The vendor says that within three years, a government-funded project at the Cornell Theory Center (CTC) will produce a disk-based system that allows real-time access to over 1 million gigabytes (or 1,000 terabytes) of stored information. Funded in part by a grant from the National Science Foundation (NSF), the work will eventually be extended for enterprise use.
The point here is to allow scientists access to massive amounts of data at one time in order to analyze it. Telescope images, for instance, could be analyzed with special algorithms to find pulsars in space.
"No one today has put together a petabyte of online storage," insists Peter Karnazes, director of high performance computing at Unisys. There are other projects afoot, such as the European Organization for Nuclear Research, known as CERN. Late last year, IBM Corp. (NYSE: IBM) announced plans to develop a petabyte storage system for CERN, but at press time spokespeople at IBM had not responded to inquiries for an update.

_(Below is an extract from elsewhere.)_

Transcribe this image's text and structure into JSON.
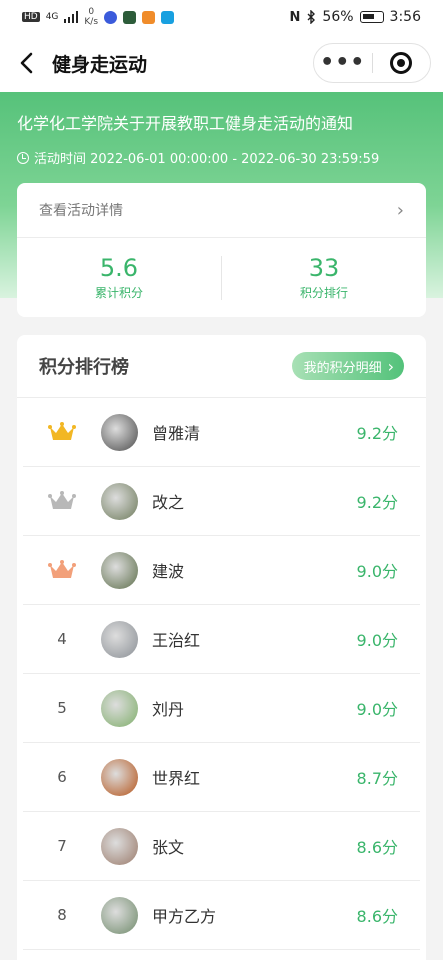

The problem is one of cost, according to Karnazes and his colleague Michael Salsburg, technology director of the Systems and Technology group at Unisys. "You can have a petabyte of online storage, but it will cost $100 million," Karnazes says. "We want to do it for a tenth of that."By using SATA storage, the Unisys team aims to cut per-gigabyte storage costs from $50 to $75 (the typical cost of enterprise SCSI storage) to a range of $5 to $15.
The Unisys engineers have procured SATA drives from Hitachi Global Storage Technologies (Hitachi GST) and fitted them with RAID controllers from Rorke Data Inc. Each array has fifteen 400-Gbyte drives at present.

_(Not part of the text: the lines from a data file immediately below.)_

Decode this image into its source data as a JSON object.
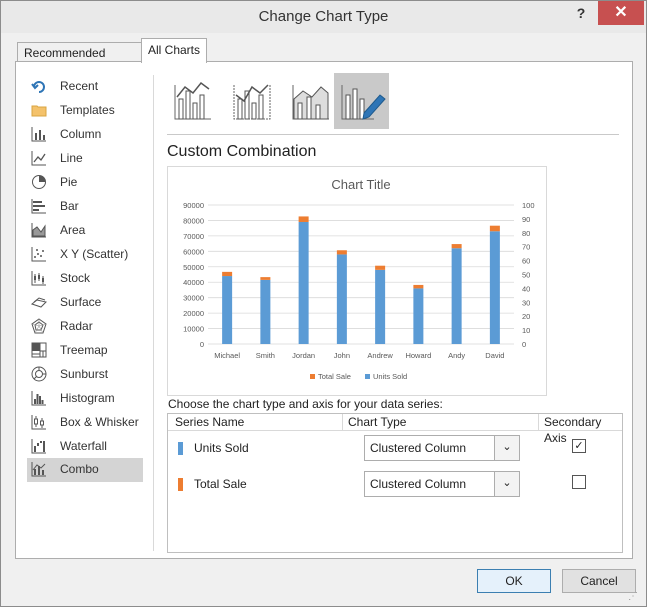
{
  "window": {
    "title": "Change Chart Type",
    "help": "?",
    "close": "✕"
  },
  "tabs": [
    {
      "label": "Recommended Charts",
      "active": false
    },
    {
      "label": "All Charts",
      "active": true
    }
  ],
  "sidebar": {
    "items": [
      {
        "label": "Recent",
        "icon": "recent-icon"
      },
      {
        "label": "Templates",
        "icon": "templates-folder-icon"
      },
      {
        "label": "Column",
        "icon": "column-chart-icon"
      },
      {
        "label": "Line",
        "icon": "line-chart-icon"
      },
      {
        "label": "Pie",
        "icon": "pie-chart-icon"
      },
      {
        "label": "Bar",
        "icon": "bar-chart-icon"
      },
      {
        "label": "Area",
        "icon": "area-chart-icon"
      },
      {
        "label": "X Y (Scatter)",
        "icon": "scatter-chart-icon"
      },
      {
        "label": "Stock",
        "icon": "stock-chart-icon"
      },
      {
        "label": "Surface",
        "icon": "surface-chart-icon"
      },
      {
        "label": "Radar",
        "icon": "radar-chart-icon"
      },
      {
        "label": "Treemap",
        "icon": "treemap-chart-icon"
      },
      {
        "label": "Sunburst",
        "icon": "sunburst-chart-icon"
      },
      {
        "label": "Histogram",
        "icon": "histogram-chart-icon"
      },
      {
        "label": "Box & Whisker",
        "icon": "box-whisker-chart-icon"
      },
      {
        "label": "Waterfall",
        "icon": "waterfall-chart-icon"
      },
      {
        "label": "Combo",
        "icon": "combo-chart-icon"
      }
    ],
    "selected": "Combo"
  },
  "subtypes": {
    "items": [
      "clustered-column-line-icon",
      "clustered-column-line-secondary-icon",
      "stacked-area-clustered-column-icon",
      "custom-combination-icon"
    ],
    "selected_index": 3
  },
  "section_title": "Custom Combination",
  "chart_data": {
    "type": "bar",
    "title": "Chart Title",
    "categories": [
      "Michael",
      "Smith",
      "Jordan",
      "John",
      "Andrew",
      "Howard",
      "Andy",
      "David"
    ],
    "series": [
      {
        "name": "Units Sold",
        "values": [
          44000,
          41500,
          79000,
          58000,
          48000,
          36000,
          62000,
          73000
        ],
        "axis": "primary"
      },
      {
        "name": "Total Sale",
        "values": [
          3,
          2,
          4,
          3,
          3,
          2.5,
          3,
          4
        ],
        "axis": "secondary",
        "stacked_on_top": true
      }
    ],
    "y_left": {
      "min": 0,
      "max": 90000,
      "ticks": [
        "0",
        "10000",
        "20000",
        "30000",
        "40000",
        "50000",
        "60000",
        "70000",
        "80000",
        "90000"
      ]
    },
    "y_right": {
      "min": 0,
      "max": 100,
      "ticks": [
        "0",
        "10",
        "20",
        "30",
        "40",
        "50",
        "60",
        "70",
        "80",
        "90",
        "100"
      ]
    },
    "legend": {
      "position": "bottom",
      "entries": [
        "Total Sale",
        "Units Sold"
      ]
    },
    "colors": {
      "Units Sold": "#5b9bd5",
      "Total Sale": "#ed7d31",
      "grid": "#d9d9d9"
    },
    "grid": true
  },
  "series_config": {
    "prompt": "Choose the chart type and axis for your data series:",
    "headers": {
      "name": "Series Name",
      "type": "Chart Type",
      "axis": "Secondary Axis"
    },
    "rows": [
      {
        "name": "Units Sold",
        "color": "#5b9bd5",
        "chart_type": "Clustered Column",
        "secondary": true,
        "check": "✓"
      },
      {
        "name": "Total Sale",
        "color": "#ed7d31",
        "chart_type": "Clustered Column",
        "secondary": false,
        "check": ""
      }
    ]
  },
  "buttons": {
    "ok": "OK",
    "cancel": "Cancel"
  }
}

The Unisys servers are linked to the storage arrays via a 2-Gbit/s Fibre Channel connection powered by Brocade Communications Systems Inc. (Nasdaq: BRCD) switches and HBAs from Emulex Corp. (NYSE: ELX).

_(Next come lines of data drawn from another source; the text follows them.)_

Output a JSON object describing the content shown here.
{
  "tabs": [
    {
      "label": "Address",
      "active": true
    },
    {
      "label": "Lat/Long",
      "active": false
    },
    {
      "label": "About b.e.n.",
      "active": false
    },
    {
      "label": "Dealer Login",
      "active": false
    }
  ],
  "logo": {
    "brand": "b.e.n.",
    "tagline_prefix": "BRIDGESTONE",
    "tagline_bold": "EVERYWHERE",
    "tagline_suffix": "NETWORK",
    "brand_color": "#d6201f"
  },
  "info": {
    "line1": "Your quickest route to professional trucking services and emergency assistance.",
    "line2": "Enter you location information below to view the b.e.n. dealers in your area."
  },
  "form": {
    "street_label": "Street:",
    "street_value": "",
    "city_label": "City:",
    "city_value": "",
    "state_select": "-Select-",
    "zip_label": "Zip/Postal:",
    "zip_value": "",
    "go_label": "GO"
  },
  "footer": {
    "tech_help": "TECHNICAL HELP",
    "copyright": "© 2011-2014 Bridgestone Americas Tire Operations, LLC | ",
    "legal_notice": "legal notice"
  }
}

Besides the servers, Unisys is contributing the software that manages and configures the storage system. "We set up a framework," says Salsburg.
One thing: The Cornell setup will need to be tweaked for enterprise use, since SATA drives don't have the same reliability profile that SCSI drives do. Still, Salsburg and Karnazes are optimistic that reliability will still be high enough to make their solution acceptable to customers once it's fully developed.A representative from Cornell was not reachable before press time, but Salsburg and Karnazes say Unisys is the only vendor working with Cornell on the project. This doesn't mean they're the only vendor working on petabyte storage. Besides the IBM/CERN project, there have been a other efforts over the years, particularly associated with research labs.
The Cornell relationship appears to be feathering Unisys's cap. The vendor has participated in two other undertakings related to large database storage, including work with a radio telescope in Puerto Rico and digital rendering of visual effects for the Lord of the Rings movies.